So the little one has managed to find interest in her play mat, so I am going to attempt to hit the big points.
1. I hate daycare. It sucks to drop her off, and it sucks that I can't be with her all day. I hate not knowing if she is ok. I hate not knowing if I found someone who will care about her and love her. I always pictured being able to stay home like my mom did- so this transition is HARD for me.
2. It has been hard for me to find a balance with S. Sometimes I want the baby all to myself, and sometimes I need a break. It is hard to find that balance. It is also hard to have S handle the baby when she is upset. Because I am spend so much more time with her than him, I can often handle the situation better. So he feels inadequate, and I feel stressed. It is getting better, but it definitely takes some work.
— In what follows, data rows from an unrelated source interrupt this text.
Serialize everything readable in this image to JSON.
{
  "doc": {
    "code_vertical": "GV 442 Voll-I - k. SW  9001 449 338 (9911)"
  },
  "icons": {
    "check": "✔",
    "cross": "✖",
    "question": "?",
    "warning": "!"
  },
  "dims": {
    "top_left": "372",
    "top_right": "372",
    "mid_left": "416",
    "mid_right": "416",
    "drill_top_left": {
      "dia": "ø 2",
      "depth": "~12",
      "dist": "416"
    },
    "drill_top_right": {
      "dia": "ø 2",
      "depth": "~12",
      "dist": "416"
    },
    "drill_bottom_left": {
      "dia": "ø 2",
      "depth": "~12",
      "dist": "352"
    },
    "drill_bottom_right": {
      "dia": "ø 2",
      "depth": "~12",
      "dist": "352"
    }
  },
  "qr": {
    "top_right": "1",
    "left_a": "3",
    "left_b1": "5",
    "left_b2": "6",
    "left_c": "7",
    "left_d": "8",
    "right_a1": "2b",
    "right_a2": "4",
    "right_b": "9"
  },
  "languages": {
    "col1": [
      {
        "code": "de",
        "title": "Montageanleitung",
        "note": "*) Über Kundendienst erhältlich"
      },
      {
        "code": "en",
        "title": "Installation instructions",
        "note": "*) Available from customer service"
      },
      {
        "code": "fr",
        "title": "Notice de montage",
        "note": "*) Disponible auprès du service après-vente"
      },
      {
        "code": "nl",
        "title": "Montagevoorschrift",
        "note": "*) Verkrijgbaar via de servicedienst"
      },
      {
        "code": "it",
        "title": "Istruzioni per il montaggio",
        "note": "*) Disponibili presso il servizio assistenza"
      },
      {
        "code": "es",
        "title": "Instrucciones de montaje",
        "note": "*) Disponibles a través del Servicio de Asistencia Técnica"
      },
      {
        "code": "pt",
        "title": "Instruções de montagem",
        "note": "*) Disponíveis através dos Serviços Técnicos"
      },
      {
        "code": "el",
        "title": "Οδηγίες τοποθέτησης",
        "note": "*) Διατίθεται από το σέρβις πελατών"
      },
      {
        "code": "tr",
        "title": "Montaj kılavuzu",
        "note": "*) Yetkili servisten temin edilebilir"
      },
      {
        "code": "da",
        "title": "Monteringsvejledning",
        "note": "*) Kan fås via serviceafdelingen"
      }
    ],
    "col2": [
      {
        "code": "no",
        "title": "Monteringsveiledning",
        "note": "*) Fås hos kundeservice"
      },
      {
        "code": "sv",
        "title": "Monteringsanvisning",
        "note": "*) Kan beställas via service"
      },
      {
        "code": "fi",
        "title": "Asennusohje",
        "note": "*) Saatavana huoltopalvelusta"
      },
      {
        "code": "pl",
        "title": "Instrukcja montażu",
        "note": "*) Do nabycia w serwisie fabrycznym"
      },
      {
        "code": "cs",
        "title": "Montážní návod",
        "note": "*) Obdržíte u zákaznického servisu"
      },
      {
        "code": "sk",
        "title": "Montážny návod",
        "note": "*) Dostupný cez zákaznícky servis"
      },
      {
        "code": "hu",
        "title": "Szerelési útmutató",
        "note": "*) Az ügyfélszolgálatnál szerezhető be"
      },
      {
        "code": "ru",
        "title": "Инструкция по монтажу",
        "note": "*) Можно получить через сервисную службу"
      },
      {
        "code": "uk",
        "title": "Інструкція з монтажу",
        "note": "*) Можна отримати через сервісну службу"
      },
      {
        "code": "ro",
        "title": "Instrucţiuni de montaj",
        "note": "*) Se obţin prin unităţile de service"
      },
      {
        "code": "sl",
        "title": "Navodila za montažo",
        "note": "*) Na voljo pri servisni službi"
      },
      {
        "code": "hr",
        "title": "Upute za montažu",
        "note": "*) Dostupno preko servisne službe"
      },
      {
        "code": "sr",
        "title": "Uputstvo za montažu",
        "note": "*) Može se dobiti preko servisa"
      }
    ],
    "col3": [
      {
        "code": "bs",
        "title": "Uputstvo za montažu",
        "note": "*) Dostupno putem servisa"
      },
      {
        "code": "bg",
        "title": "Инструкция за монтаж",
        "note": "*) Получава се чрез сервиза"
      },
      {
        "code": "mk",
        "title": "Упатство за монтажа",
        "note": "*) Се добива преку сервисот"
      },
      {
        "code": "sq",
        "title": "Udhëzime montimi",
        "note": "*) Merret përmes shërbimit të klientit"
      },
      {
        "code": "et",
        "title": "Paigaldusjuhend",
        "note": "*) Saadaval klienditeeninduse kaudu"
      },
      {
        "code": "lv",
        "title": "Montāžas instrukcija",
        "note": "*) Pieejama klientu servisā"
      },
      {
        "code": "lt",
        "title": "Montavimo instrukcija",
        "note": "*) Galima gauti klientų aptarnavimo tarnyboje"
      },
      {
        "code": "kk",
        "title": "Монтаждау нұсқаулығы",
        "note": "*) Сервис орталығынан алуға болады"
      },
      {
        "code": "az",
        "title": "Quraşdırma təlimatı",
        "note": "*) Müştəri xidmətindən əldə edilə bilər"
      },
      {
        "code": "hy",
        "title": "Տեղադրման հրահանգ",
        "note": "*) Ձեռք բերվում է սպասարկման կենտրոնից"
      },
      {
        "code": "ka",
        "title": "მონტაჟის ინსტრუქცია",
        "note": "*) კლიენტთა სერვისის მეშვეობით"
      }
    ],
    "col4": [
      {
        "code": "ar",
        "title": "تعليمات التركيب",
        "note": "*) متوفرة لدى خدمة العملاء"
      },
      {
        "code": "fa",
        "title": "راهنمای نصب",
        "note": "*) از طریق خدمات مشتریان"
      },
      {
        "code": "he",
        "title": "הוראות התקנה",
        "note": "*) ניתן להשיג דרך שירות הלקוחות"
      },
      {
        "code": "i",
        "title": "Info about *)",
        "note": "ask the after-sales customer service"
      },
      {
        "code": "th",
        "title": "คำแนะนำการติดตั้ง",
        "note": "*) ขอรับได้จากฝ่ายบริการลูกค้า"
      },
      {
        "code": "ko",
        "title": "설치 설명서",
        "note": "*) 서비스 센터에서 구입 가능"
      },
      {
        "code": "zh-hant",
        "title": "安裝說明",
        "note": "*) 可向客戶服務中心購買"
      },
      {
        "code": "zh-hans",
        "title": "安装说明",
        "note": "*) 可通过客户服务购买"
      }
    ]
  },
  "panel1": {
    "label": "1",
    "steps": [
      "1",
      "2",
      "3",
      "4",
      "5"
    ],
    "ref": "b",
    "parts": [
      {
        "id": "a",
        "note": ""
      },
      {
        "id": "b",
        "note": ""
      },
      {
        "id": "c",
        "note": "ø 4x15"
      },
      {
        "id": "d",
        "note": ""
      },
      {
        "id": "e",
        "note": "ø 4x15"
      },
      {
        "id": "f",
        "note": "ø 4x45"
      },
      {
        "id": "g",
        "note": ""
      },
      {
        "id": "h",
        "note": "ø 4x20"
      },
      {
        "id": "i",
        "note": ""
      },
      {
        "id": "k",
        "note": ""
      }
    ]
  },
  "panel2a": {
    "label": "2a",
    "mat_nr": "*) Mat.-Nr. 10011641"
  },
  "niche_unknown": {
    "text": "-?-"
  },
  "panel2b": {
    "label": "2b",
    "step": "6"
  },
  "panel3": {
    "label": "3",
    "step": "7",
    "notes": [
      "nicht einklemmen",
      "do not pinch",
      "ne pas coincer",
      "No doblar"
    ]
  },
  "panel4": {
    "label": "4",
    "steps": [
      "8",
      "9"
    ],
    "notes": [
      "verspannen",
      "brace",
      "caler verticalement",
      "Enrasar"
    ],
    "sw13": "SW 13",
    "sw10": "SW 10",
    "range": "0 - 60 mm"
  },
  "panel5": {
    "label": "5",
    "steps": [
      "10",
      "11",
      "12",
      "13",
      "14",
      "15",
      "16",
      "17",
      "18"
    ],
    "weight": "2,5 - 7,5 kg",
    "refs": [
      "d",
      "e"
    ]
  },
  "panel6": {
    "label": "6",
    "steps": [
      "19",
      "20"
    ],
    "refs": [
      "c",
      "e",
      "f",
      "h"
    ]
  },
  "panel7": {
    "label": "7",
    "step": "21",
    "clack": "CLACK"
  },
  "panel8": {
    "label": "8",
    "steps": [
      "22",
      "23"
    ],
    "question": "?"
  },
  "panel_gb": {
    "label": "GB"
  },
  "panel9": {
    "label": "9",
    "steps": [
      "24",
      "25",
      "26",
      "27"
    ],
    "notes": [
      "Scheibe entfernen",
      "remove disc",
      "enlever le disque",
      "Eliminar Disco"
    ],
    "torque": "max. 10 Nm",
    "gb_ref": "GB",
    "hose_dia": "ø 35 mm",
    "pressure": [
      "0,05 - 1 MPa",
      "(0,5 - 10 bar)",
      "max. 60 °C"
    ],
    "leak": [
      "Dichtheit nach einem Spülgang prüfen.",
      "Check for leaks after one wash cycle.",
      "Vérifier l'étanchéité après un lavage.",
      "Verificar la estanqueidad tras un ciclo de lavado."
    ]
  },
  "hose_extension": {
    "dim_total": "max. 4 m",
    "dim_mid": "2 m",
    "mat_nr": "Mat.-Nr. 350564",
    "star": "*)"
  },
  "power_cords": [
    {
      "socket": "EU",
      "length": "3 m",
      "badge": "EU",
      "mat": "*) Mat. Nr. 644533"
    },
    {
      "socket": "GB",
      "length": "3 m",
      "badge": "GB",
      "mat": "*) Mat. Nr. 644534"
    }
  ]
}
3. I hate my body. For a while, it seemed like we were moving in the right direction belly-wise. But now, it seems the sludge is here to stay. Large ass, large hips, and my god- jelly in the belly. It is really hard to keep the house generally clean while watching the baby. But fitting in a work out? Unheard of. And since I have little time to cook, I am usually shoving down whatever I can find. Not the best. The whole thing has left me feeling dreadful.
4. I am scared I am not good enough to be a 8th grade science teacher.
5. I am currently holding Anya.
6. I am worried about the frequency of our sex life. It is seeming to fall the way of "is the baby asleep? QUICK!" Not what I want at all. The exhaustion combined with the huge belly? Not the best aphrodisiac.
7. I want a vacation, but there is no money or time!